FOR IMMEDIATE RELEASE | September 23, 2010
ACS applauds new National Academy of Sciences report on education and scientific innovation
WASHINGTON, Sept. 23, 2010 — If America is to recover from years of severe job losses and financial crisis, the nation must stay the course of smart, sustained investments in our most valuable economic engine: scientific research and globally competitive education that together fuel technological innovation.
So says a National Academy of Sciences report, Rising Above the Gathering Storm, Revisited, that was issued today.
“The Academy has taken a responsible position with long-term stability in mind,” said American Chemical Society President Joseph S. Francisco, Ph.D. “In our current economic climate there isn’t a simple or an immediate solution. I am proud to say that ACS continues to agree with the authors’ recommendations for creating economic security and prosperity for Americans.”
The importance of federal investments in scientific research, education on all levels, and technology was stressed in 2005 in the first iteration of the report, entitled Rising Above the Gathering Storm: Energizing and Employing America for a Brighter Economic Future.
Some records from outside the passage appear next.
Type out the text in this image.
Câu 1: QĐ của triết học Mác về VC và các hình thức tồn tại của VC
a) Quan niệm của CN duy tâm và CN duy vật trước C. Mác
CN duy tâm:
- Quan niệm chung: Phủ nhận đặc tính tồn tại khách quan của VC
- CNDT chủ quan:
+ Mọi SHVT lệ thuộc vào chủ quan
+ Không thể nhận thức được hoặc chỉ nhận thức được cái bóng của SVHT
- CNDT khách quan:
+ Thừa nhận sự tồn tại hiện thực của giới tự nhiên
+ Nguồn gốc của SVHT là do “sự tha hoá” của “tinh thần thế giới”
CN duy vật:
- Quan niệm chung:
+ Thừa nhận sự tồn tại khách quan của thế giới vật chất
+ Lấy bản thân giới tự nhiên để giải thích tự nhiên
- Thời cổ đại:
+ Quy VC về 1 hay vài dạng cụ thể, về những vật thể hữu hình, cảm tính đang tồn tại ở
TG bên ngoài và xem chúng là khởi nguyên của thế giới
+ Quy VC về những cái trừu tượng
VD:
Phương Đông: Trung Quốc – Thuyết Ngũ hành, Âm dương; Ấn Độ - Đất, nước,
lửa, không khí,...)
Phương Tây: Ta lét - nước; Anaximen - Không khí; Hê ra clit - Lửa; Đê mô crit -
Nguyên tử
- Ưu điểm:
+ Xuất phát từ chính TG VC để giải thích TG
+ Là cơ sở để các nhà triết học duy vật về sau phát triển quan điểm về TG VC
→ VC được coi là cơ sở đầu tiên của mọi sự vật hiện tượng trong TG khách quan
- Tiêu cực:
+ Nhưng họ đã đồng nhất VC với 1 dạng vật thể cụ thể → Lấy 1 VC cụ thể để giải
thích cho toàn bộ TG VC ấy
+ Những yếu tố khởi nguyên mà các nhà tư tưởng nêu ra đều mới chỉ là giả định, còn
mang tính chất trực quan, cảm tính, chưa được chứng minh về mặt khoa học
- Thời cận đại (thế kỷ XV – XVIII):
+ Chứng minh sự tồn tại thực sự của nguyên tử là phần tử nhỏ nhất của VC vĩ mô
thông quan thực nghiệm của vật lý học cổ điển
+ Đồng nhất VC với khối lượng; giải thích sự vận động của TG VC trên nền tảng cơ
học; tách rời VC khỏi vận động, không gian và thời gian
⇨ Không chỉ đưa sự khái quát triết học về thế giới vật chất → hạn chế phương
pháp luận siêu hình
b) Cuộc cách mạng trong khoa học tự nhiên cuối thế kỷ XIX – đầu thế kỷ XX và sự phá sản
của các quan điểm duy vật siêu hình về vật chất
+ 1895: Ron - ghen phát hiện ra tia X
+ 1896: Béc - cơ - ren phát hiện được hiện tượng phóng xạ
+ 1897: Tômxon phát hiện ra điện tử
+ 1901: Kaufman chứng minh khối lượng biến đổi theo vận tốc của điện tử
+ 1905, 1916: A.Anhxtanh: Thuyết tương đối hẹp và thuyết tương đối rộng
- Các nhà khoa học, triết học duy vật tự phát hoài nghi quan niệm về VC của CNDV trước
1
“Five years ago, these authors provided foresight. Now, their vision answers a national imperative,” Francisco said. “Their first report documented that we were losing our competitive edge compared to our global partners, and prescribed a path to develop our strongest potential. In 2010, the solution hasn’t changed, but the need has. Our nation faces unprecedented budget deficits; more than ever we need to sustain investments in enterprises that yield long-term economic growth. In the United States, science and technology have a proven track record of creating broad-based prosperity.”
To achieve this stability, the 2010 report makes four overarching recommendations and presents evidence to illustrate the need for these solutions:
- Move the United States’ K-12 education system in science and mathematics to a leading position by global standards. Facts: Ninety-three percent of U.S. public school students in fifth through eighth grade are taught the physical sciences by a teacher without a degree or certificate in the physical sciences. Sixty-nine percent of these same students are taught mathematics by teachers without a degree or certificate in math.
- Double the real federal investment in basic research in mathematics, the physical sciences and engineering over the next seven years (while, at a minimum, maintaining the recently doubled real spending levels in the biosciences). Fact: Federal funding of research in the physical sciences as a fraction of Gross Domestic Product (GDP) fell by 54 percent in the 25 years after 1970. The decline in engineering funding was 51 percent. For the next five to seven years the United States, due to budget limitations, will only be able to send astronauts to the Space Station by purchasing rides on Russian rockets.
- Encourage more United States citizens to pursue careers in mathematics, science and engineering. Fact: In 2000, the number of foreign students studying the physical sciences and engineering in U.S. graduate schools for the first time surpassed the number of U.S. students. The United States ranks 27th among developed nations in the proportion of college students receiving undergraduate degrees in science or engineering.
- Rebuild the competitive ecosystem by introducing reforms in the nation’s tax, patent, immigration and litigation policies. Fact: In the 2009 rankings of the Information Technology and Innovation Foundation, the United States was in sixth place in global innovation-based competitiveness, but ranked 40th in the rate of change over the past decade. Eight of the ten global companies with the largest R&D budgets have established R&D facilities in China, India, or both.
The report further advises that “substantial evidence continues to indicate that over the long-term the great majority of newly created jobs are the indirect or direct result of advancements in science and technology, making these and related disciplines … of disproportionate importance.” In fact, investment in these disciplines leverages economic growth in very broad terms. The report explains it isn’t simply the scientist, engineer and entrepreneur who benefit from progress in a laboratory or design center. It is also the factory worker who builds the item, the advertising firm that promotes the product, the truck driver who delivers the product, and the local government that benefits from the tax revenue. Further, these jobs generate, on average, another 2.5 jobs in service industries such as grocery stores, restaurants, banks and barber shops.
According to figures from the American Chemistry Council, over 96 percent of all manufactured goods are directly touched by the business of chemistry. Likewise, chemistry companies in the United States directly employ 849,000 people and indirectly contribute 4,678,200 jobs to the U.S. economy.
Since 2005, when the first report was released, key investments to stimulate American competitiveness in the sciences and technological innovation have been funded, but largely as either one-time actions, such as the American Recovery and Reinvestment Act, or as authorization of the America COMPETES Act, which is up for renewal in 2010.
“The issue at stake,” says the report, “is whether funding to help assure that Americans can compete for quality jobs will be provided on a sustained basis. The budgetary pressures now faced by the nation make such investments extremely difficult; however, if not made, the future consequences in terms of unemployment and related costs will likely be immense.”
“Now, more than ever, we must continue to fuel our nation’s R&D infrastructure as it is the engine that produces innovative breakthroughs vital to our nation’s prosperity,” Francisco said. “This new report makes a compelling case for continuing investments. To do anything less invites great potential peril.”